This could probably start a new thread...but anyway
Have you ever had the car checked out thoroughly by a mechanic? If you're really concerned about spending money on it in the future, this could be an idea (although it might cost around $100 for a really thorough check!). At least you'll have some idea of what might be near breaking.
Working on it yourself can save a bit of money too. But be prepared to spend some $ on some decent tools. Once you start doing these repairs yourself, you will probably find that you need to buy/beg/steal/borrow some specific tools. Of course, if you buy the good stuff, then you've got it for life.
The story of my mechanical adventures under the bonnet:
(The Adventures of a Backyard Mech and his Camry)
I started doing my own services some years ago. Initially I just changed the oil between regular services by my mechanic. Then I became brave, and started changing the air filter and oil filter as well. I graduated to fuel filter and spark plugs. I also started changing transmission fluid when needed (not very often). Eventually I bought a timing light and an multi-meter, so I could tune the engine, and check the leads etc.
At some point, my tuning efforts were not solving the problem of revving engine and a (related) lack of power. After some reading and quite a lot of thought, I put these woes down to the distributor. This led me to give the distributor a rather good cleanup - solving a spark advance problem that had developed. What a huge step this was for me.

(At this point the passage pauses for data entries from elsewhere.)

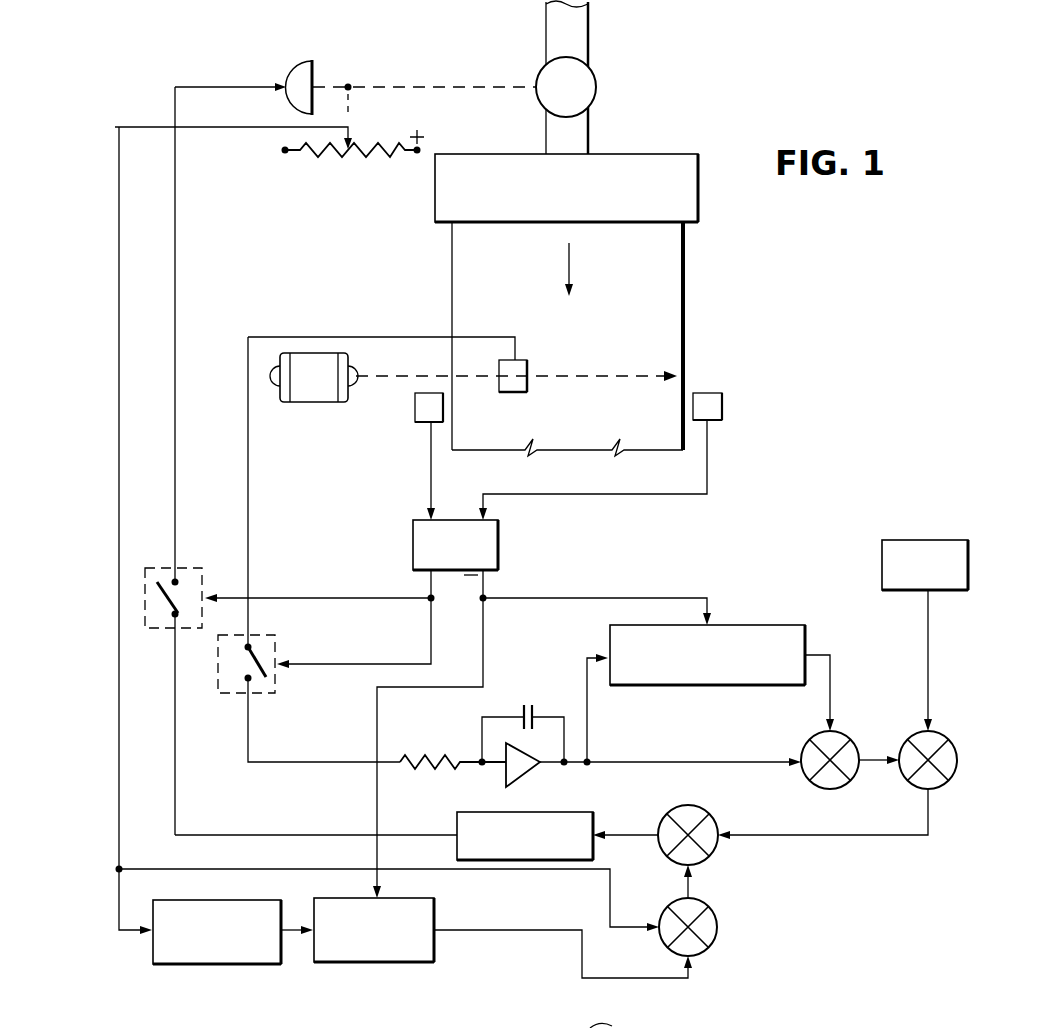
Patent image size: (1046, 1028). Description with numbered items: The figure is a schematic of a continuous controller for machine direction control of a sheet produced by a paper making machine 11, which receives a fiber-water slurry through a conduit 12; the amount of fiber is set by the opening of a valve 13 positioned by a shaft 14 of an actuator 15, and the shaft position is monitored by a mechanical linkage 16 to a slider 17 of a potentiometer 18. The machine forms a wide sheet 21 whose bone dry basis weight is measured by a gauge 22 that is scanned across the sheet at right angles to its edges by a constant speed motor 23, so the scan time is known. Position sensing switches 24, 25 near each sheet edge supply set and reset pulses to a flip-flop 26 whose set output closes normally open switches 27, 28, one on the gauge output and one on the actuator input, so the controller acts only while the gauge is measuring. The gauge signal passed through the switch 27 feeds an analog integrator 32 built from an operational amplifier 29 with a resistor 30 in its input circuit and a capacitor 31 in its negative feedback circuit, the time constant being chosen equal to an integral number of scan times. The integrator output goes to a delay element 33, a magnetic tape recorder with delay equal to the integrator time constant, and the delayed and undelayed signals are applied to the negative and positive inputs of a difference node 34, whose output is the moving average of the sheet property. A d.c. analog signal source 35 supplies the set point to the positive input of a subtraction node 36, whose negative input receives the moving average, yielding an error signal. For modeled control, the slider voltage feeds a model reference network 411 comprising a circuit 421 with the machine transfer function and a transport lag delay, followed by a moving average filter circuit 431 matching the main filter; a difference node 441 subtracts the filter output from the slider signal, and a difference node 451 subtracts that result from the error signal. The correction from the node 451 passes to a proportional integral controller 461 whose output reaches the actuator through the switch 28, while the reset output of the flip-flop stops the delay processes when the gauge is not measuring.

The paper making machine 11 is at (700, 165).
The conduit 12 is at (590, 22).
The valve 13 is at (593, 70).
The shaft 14 is at (450, 82).
The actuator 15 is at (318, 78).
The mechanical linkage 16 is at (353, 107).
The slider 17 is at (352, 131).
The potentiometer 18 is at (378, 160).
The sheet 21 is at (685, 288).
The gauge 22 is at (527, 363).
The constant speed motor 23 is at (300, 398).
The position sensing switch 24 is at (415, 420).
The position sensing switch 25 is at (722, 394).
The flip-flop 26 is at (500, 543).
The switch 27 is at (278, 636).
The switch 28 is at (200, 568).
The operational amplifier 29 is at (530, 770).
The resistor 30 is at (440, 752).
The capacitor 31 is at (530, 712).
The analog integrator 32 is at (450, 786).
The delay element 33 is at (779, 604).
The difference node 34 is at (845, 738).
The d.c. analog signal source 35 is at (940, 540).
The subtraction node 36 is at (945, 738).
The model reference network 411 is at (228, 978).
The circuit 421 is at (153, 950).
The moving average filter circuit 431 is at (437, 916).
The difference node 441 is at (716, 912).
The difference node 451 is at (712, 818).
The proportional integral controller 461 is at (595, 817).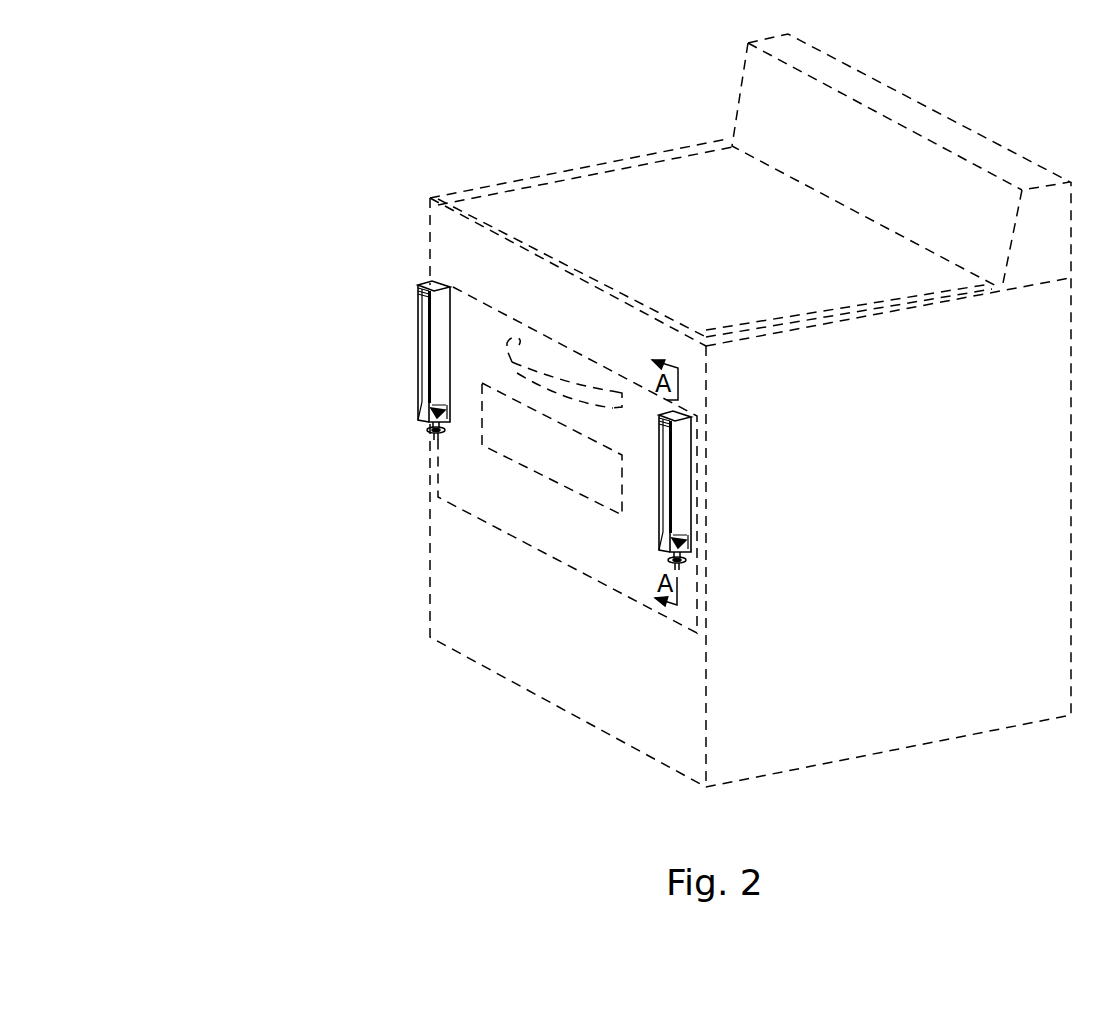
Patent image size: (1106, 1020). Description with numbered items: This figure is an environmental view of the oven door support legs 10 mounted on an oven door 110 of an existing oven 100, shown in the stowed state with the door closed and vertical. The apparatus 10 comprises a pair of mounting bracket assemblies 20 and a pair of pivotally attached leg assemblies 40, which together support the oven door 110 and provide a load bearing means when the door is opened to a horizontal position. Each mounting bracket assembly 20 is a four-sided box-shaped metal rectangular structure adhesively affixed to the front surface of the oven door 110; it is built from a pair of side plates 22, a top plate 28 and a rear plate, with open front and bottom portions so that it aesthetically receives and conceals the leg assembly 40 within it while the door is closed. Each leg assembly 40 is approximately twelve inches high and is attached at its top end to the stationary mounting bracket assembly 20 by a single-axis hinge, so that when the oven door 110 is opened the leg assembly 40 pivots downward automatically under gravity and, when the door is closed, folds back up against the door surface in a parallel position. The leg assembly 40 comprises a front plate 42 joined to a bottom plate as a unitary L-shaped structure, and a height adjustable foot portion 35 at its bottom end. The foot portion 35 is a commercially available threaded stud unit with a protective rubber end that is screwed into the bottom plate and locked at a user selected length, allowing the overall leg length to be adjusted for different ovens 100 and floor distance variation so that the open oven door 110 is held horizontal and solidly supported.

The oven door support legs 10 is at (278, 634).
The mounting bracket assembly 20 is at (458, 390).
The side plates 22 is at (437, 356).
The top plate 28 is at (433, 287).
The height adjustable foot portion 35 is at (433, 437).
The leg assembly 40 is at (412, 388).
The front plate 42 is at (424, 346).
The oven 100 is at (861, 139).
The oven door 110 is at (503, 510).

Many services, and even a radiator flush later, a wobble developed in the steering when taking a moderately tight left hand corner under power. This went on for some time, eventually becoming so bad that the vibration was feeding back through the steering wheel when driving along a straight highway (uphill or under power). Again after much reading and considerable though, I figured that the drive shaft joints (tripod joints in the case of my front wheel driven Camry) might be causing the problem. A quick exploration of the underneath bits revealed that there was a fair bit of play in the joints on both sides, with the rhs joint giving an audible knock when the wheel was turned around. What to do? I knew that this repair could cost me a small fortune at a mechanics. A quick trip to my local Toyota spares place revealed that a new (entire) driveshaft (for one side) would cost around $1200!! I didn't fancy shafts from a wreckers - who knows how much life they would have left. A reco CV business provided the solution. I removed the shafts myself, and took them into the (surprised) guy at the CV place. They were able to provide me with a pair of exchange shafts for $300. I saved myself about $100 on labor by doing the replacement myself (but spent $30 on a socket to remove the hub nut, and $16 on some special lock-tite stuff).
Since embarking on my mechanical adventures, I have helped friends rebuild an engine, and exchanged the original gearbox of a SWB '84 Pajero with the box from a late model LWB version (this involves a lot of stuffing about...believe me). I am learning something new all the time, and being able to fix these things on your own vehicle is very rewarding. Strangely I have stayed away from brakes and suspension - but I recently acquired a book on the subject, and I am looking forward to being able to service these components as well! I also service my partner's car, which saves even more $$$.
So get some books (especially a workshop manual for your car), and get your hands dirty. It's loads of fun!